Furthermore, shots demonstrating an oil spill, soldiers screaming “Abandon ship”, the British Spitfire running out of fuel and the helplessness of those men on the land contribute greatly to create a restless and agitated atmosphere. In fact, you hardly remember these characters; all you remember is their fight to survival.
Nolan never spends much time trying to get you to route for the characters. Instead, he immerses you in their story so deeply that you start to believe that you’re there with them. As they glance across the sea, pining to reach their home which is within sight, you feel their pain. Their loneliness despite being surrounded by thousands gets to you and lastly, their shell-shocked reactions transfer onto your mind instantly. This deep-seated investment that Nolan drives you to make, demonstrates his success as a master story-teller.
In the end, a young soldier hesitantly utters “But, all we’ve done is survive”, to this an old civilian responds “That’s enough for now.” These words lend the viewers a sense of great comfort. The celebration of their survival is highlighted beautifully by interspersing the moment with Winston Churchill’s enlightening speech on the success of this “Mission Dynamo”.
Just as each soldier pays his respects to the late heroes in his own way, an Air Force captain burns his fighter plane to avoid being seized by the enemy. This image that illustrates the non acceptance of defeat stays back in your mind, haunting you for hours after the film. This in itself indicates the victory of Nolan’s minimal-dialogue approach.

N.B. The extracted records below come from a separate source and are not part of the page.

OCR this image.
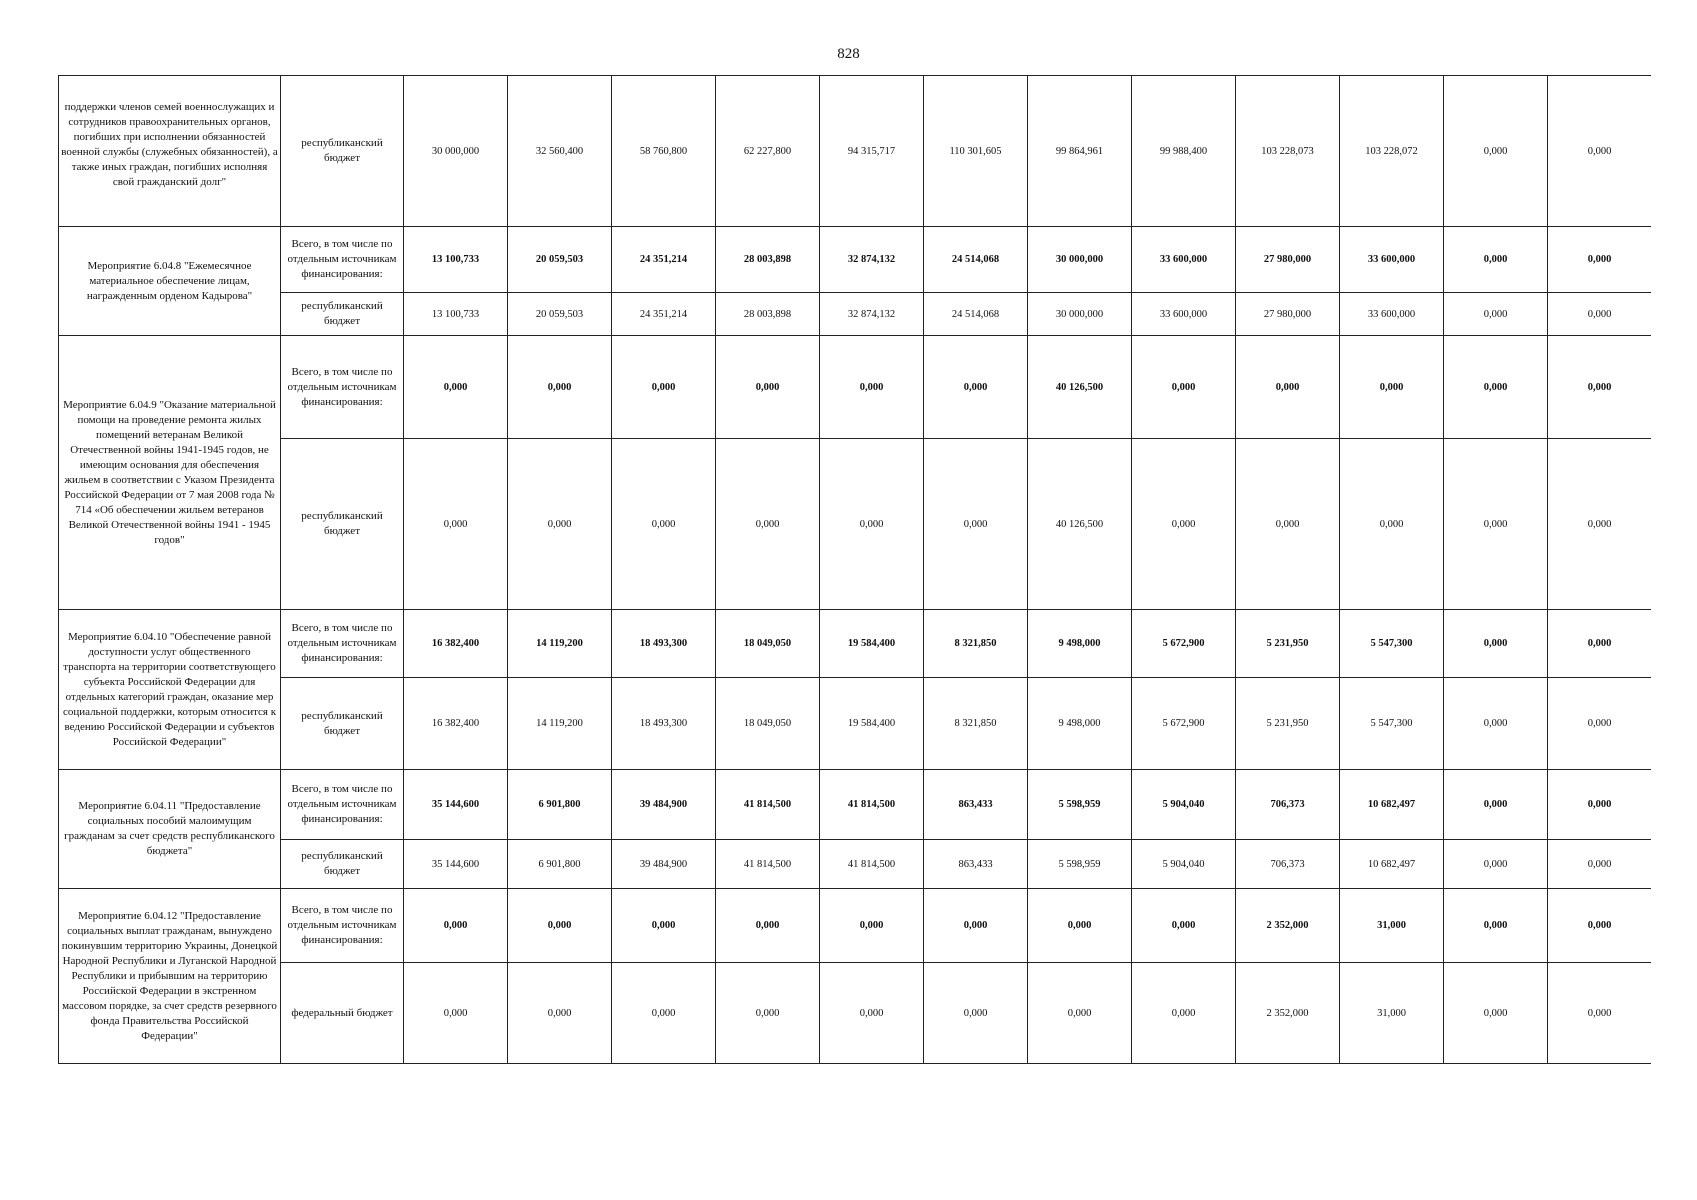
828
поддержки членов семей военнослужащих и сотрудников правоохранительных органов, погибших при исполнении обязанностей военной службы (служебных обязанностей), а также иных граждан, погибших исполняя свой гражданский долг"	республиканский бюджет	30 000,000	32 560,400	58 760,800	62 227,800	94 315,717	110 301,605	99 864,961	99 988,400	103 228,073	103 228,072	0,000	0,000

Мероприятие 6.04.8 "Ежемесячное материальное обеспечение лицам, награжденным орденом Кадырова"	Всего, в том числе по отдельным источникам финансирования:	13 100,733	20 059,503	24 351,214	28 003,898	32 874,132	24 514,068	30 000,000	33 600,000	27 980,000	33 600,000	0,000	0,000
	республиканский бюджет	13 100,733	20 059,503	24 351,214	28 003,898	32 874,132	24 514,068	30 000,000	33 600,000	27 980,000	33 600,000	0,000	0,000

Мероприятие 6.04.9 "Оказание материальной помощи на проведение ремонта жилых помещений ветеранам Великой Отечественной войны 1941-1945 годов, не имеющим основания для обеспечения жильем в соответствии с Указом Президента Российской Федерации от 7 мая 2008 года № 714 «Об обеспечении жильем ветеранов Великой Отечественной войны 1941 - 1945 годов"	Всего, в том числе по отдельным источникам финансирования:	0,000	0,000	0,000	0,000	0,000	0,000	40 126,500	0,000	0,000	0,000	0,000	0,000
	республиканский бюджет	0,000	0,000	0,000	0,000	0,000	0,000	40 126,500	0,000	0,000	0,000	0,000	0,000

Мероприятие 6.04.10 "Обеспечение равной доступности услуг общественного транспорта на территории соответствующего субъекта Российской Федерации для отдельных категорий граждан, оказание мер социальной поддержки, которым относится к ведению Российской Федерации и субъектов Российской Федерации"	Всего, в том числе по отдельным источникам финансирования:	16 382,400	14 119,200	18 493,300	18 049,050	19 584,400	8 321,850	9 498,000	5 672,900	5 231,950	5 547,300	0,000	0,000
	республиканский бюджет	16 382,400	14 119,200	18 493,300	18 049,050	19 584,400	8 321,850	9 498,000	5 672,900	5 231,950	5 547,300	0,000	0,000

Мероприятие 6.04.11 "Предоставление социальных пособий малоимущим гражданам за счет средств республиканского бюджета"	Всего, в том числе по отдельным источникам финансирования:	35 144,600	6 901,800	39 484,900	41 814,500	41 814,500	863,433	5 598,959	5 904,040	706,373	10 682,497	0,000	0,000
	республиканский бюджет	35 144,600	6 901,800	39 484,900	41 814,500	41 814,500	863,433	5 598,959	5 904,040	706,373	10 682,497	0,000	0,000

Мероприятие 6.04.12 "Предоставление социальных выплат гражданам, вынуждено покинувшим территорию Украины, Донецкой Народной Республики и Луганской Народной Республики и прибывшим на территорию Российской Федерации в экстренном массовом порядке, за счет средств резервного фонда Правительства Российской Федерации"	Всего, в том числе по отдельным источникам финансирования:	0,000	0,000	0,000	0,000	0,000	0,000	0,000	0,000	2 352,000	31,000	0,000	0,000
	федеральный бюджет	0,000	0,000	0,000	0,000	0,000	0,000	0,000	0,000	2 352,000	31,000	0,000	0,000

If director Nolan is the brains behind Dunkirk, cinematographer Hoyte van Hoytema is the backbone. His visual storytelling is beyond brilliant in the film. The fact that you get to experience these harsh realities in 70 MM makes this experience all the more authentic.
When the word ‘War’ is strewn across a story, you expect crowded sequences and a lot of ruthless bloodshed but Hoytema gives you a unique outlook. In the film, most of the sequences cover landscape and showcase empty territories to create a sense of abandonment the soldiers encounter. This interesting visual perspective was refreshing to witness. The aerial sequences were especially breathtaking. Most of the footage on land is shot handheld, thereby elevating the tension in the air. Every now and then, wide shots make their way into the scene uplifting the drama to greater heights. This edgy experimentation serves the cinematographer well.
Hans Zimmer contributes invaluably to another legendary film yet again. In Dunkirk, his music creates recurring waves of emotion in the viewer. As sounds of piercing fighter planes make their way into the narrative, you feel as shell-shocked as the characters. His mastery lies in effectively making sure that the enemy is felt even though they are never shown to you physically.
Tom Glynn-Carney, Fionn Whitehead, Jack Lowden, Harry Styles and many other powerhouse performers deliver exactly what is expected of them. They deliver uniformity through their performances, making sure they never stand out unnecessarily. Their camouflaging technique enhances the director’s vision.
On the whole, Dunkirk is most definitely the best film of 2017. Don’t miss a chance to experience its immersive brilliance on the silver screens.